Outras empresas já trilharam um caminho ainda mais radical que o escolhido pela Mitsubishi. Desde 2007, as redes de varejo Auchan e Carrefour, da França, a Coop, líder do setor na Itália, e o grupo ICA, da Noruega, deixaram de comercializar o atum-azul do Mediterrâneo em resposta a uma barulhenta campanha do WWF e do Greenpeace. Essas ONGs defendem a proposta de uma moratória, ou seja, que o consumo de atum-azul seja interrompido até que os estoques do peixe se recuperem. Segundo a Organização das Nações Unidas para a Agricultura e a Alimentação (FAO), a pesca legal e a clandestina de atum-azul no Atlântico oriental e no mar Mediterrâneo chegaram a 61 000 toneladas em 2007. Apesar disso, na conferência da Convenção sobre o Comércio Internacional das Espécies Ameaçadas de Extinção, realizada em março em Doha, a proposta de moratória no comércio internacional do atum-azul do Atlân tico, formulada por Mônaco, com apoio dos Estados Unidos, foi recusada. 
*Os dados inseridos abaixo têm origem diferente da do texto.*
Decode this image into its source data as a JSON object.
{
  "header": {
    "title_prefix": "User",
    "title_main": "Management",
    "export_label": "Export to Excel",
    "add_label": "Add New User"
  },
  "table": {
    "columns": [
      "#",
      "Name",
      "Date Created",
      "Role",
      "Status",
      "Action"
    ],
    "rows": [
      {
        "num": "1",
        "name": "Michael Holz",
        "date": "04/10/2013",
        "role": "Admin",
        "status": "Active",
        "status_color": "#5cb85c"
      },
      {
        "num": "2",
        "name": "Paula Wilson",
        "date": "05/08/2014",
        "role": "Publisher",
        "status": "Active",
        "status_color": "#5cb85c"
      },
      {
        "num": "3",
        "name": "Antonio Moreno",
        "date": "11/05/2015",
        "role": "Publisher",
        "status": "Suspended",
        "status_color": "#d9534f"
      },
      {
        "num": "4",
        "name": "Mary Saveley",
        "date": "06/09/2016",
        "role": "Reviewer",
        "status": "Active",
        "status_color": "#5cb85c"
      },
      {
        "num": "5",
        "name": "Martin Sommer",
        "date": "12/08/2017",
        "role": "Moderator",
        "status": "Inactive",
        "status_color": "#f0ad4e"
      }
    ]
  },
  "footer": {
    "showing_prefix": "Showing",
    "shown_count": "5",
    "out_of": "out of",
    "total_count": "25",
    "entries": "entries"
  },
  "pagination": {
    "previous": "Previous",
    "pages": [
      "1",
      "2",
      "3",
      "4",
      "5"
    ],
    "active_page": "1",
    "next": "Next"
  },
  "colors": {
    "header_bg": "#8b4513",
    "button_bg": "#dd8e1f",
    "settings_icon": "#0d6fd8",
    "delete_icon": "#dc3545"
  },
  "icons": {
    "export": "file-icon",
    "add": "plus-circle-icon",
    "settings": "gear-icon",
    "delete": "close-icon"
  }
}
De qualquer modo, o barulho em torno da moratória serviu para mexer com o brio da Iccat, que perdeu credibilidade nos últimos anos ao definir cotas de pesca muito mais elevadas que as recomendadas por seus próprios pesquisadores. Em novembro, em Recife, onde realizou sua reunião anual, a entidade finalmente resolveu seguir a indicação do comitê científico, definindo em 13 500 toneladas a cota global de pesca do atum-azul do Atlân tico oriental e do Mediterrâneo. "O mercado está mudando, e as empresas que não assegurarem a sustentabilidade de suas pescarias nem respeitarem acordos internacionais e legislações nacionais perderão mercado para concorrentes mais conscientes", diz o brasileiro Fabio Hazin, atual presidente da Iccat. Ao que parece, algumas empresas começaram a se mexer nessa direção. Resta saber se no ritmo necessário para garantir que o sushi de atum-azul possa continuar a ser degustado no futuro.